Dreamed 1980/2/26 by Chris Wayan

for Patricia McKillip

I'm sitting on the bed in an Edwardian wood-paneled room, built by my kidnappers. They were trying to be kind, I guess; they tried to fake familiar Earth décor for me. Too bad they know Earth from such old TV shows. My prison is an exact copy of the Bentinck Hotel from "The Duchess of Duke Street", a BBC show from years back. Their spy station must be lightyears from Earth, way behind! Are these low-budget aliens?

My door's unlocked; I'm free to roam the whole hotel. The windows are black, and the gravity's not quite right, but everything else is authentically hideous and stuffy. When I go near the main doors, attendants swarm around me, aggressively pushing hors d'oeuvres and drinks and urgent telegrams on me--empty envelopes really--anything to keep me inside. I've been afraid to push. What if the doors are just decoration, and I'm sealed in forever? Or they open into space? I'd rather not take the chance unless things get desperate. They've gone to a lot of trouble. Why?

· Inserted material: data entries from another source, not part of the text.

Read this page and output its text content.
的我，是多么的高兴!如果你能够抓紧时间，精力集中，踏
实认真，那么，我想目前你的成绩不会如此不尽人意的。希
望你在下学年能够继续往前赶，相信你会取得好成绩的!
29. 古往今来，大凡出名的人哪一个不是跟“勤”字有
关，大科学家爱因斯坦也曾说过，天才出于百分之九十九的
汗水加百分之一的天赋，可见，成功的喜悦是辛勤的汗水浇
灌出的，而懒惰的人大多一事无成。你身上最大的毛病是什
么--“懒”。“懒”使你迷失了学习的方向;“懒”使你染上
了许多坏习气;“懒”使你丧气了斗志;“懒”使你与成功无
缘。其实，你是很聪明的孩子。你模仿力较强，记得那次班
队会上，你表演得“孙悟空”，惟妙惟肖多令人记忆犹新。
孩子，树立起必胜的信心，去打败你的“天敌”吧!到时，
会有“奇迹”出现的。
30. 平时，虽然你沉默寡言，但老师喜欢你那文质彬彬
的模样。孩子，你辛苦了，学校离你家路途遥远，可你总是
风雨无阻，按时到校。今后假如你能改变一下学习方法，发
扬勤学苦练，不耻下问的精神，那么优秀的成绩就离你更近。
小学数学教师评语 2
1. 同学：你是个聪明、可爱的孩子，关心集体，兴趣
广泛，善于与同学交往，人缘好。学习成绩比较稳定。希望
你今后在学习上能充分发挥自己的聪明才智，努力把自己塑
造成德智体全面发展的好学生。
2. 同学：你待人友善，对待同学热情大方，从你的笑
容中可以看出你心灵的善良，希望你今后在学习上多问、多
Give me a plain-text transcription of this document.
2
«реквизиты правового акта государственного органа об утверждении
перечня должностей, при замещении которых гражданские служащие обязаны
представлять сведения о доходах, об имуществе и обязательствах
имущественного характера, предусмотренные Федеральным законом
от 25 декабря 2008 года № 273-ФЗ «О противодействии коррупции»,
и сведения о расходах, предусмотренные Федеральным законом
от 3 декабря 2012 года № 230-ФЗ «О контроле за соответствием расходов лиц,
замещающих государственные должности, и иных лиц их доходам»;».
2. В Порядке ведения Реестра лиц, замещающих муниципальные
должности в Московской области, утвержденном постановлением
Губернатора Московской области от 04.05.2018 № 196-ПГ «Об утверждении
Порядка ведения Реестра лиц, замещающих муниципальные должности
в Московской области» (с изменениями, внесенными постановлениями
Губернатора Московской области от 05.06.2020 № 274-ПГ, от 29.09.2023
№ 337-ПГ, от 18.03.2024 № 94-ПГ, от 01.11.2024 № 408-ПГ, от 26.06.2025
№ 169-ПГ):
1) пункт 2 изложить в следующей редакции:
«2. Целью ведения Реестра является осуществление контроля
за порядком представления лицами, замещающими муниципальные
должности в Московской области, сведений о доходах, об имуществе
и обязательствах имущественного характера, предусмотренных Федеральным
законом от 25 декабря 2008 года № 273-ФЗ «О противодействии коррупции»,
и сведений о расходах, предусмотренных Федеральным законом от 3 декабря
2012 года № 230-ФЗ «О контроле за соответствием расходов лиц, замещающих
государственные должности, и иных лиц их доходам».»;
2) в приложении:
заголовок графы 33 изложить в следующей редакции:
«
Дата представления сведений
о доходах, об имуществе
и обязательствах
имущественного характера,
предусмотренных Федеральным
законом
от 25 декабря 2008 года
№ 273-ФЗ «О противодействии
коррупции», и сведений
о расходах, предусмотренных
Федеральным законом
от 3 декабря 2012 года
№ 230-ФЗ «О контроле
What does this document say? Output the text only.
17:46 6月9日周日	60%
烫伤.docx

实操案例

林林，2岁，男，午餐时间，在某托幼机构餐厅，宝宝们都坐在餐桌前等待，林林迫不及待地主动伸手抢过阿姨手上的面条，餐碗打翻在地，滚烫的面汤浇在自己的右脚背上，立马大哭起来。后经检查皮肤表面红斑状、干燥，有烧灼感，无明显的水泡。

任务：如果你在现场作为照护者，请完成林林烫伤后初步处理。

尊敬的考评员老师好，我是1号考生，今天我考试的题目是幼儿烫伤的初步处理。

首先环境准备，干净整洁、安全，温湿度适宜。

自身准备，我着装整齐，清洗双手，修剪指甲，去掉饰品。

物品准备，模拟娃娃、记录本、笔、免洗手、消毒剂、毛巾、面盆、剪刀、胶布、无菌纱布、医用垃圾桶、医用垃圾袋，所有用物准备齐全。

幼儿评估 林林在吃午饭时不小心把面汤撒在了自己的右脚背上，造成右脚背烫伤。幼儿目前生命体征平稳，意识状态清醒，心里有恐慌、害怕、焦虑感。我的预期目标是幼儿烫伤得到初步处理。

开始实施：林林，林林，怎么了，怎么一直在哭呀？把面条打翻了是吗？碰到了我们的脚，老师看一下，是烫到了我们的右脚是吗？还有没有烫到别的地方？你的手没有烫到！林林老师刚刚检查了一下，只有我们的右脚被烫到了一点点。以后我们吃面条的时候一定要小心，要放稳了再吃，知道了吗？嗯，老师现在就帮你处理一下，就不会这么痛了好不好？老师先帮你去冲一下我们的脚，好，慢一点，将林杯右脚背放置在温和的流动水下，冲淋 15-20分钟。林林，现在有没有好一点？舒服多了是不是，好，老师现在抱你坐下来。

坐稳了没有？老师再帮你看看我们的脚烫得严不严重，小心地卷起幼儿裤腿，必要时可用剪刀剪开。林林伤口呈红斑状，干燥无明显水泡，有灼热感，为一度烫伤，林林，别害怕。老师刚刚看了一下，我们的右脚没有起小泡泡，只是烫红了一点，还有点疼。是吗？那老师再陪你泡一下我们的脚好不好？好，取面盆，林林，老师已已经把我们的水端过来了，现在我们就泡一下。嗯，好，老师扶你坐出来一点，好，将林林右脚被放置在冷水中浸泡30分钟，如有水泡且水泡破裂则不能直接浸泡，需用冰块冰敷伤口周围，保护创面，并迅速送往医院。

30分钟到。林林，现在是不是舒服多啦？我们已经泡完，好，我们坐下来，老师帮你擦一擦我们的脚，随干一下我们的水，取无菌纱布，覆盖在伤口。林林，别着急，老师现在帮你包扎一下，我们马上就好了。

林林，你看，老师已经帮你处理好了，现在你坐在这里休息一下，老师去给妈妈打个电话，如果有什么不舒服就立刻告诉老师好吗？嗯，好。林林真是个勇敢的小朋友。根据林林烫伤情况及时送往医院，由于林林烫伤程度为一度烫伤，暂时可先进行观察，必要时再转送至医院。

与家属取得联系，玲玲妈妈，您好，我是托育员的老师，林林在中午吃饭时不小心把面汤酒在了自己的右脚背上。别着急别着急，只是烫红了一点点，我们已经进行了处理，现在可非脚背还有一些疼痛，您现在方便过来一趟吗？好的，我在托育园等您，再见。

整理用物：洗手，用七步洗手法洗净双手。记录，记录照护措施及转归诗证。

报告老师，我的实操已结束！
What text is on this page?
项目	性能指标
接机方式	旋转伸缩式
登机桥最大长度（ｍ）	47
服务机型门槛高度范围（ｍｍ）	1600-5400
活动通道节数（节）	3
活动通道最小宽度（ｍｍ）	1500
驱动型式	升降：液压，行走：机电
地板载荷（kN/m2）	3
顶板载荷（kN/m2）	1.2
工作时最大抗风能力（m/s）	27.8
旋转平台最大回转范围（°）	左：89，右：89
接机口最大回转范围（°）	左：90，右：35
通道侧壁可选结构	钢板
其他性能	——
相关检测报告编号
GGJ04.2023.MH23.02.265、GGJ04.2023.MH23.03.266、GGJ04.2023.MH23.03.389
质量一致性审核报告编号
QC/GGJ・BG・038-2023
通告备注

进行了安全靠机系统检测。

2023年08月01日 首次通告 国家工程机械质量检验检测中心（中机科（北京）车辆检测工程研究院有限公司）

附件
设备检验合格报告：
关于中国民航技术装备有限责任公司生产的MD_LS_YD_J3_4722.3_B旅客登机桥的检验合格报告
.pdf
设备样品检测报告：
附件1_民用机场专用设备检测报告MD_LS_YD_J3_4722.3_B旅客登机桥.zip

They even have an Irish Maid scrubbing, scrubbing, scrubbing. Experimenter? Prisoner? Robotic prop?

I'll test these human figures a little. Ask her "Where's the bathroom?"

She points mutely. Perhaps she can't speak, then. Robot?

At the two doors, I pause. What am I, here? I feel my crotch. Oh, I'm female. Always check your gender. Somehow I know I change now and then, depending where I am. My memory seems awfully fuzzy. Something they're doing?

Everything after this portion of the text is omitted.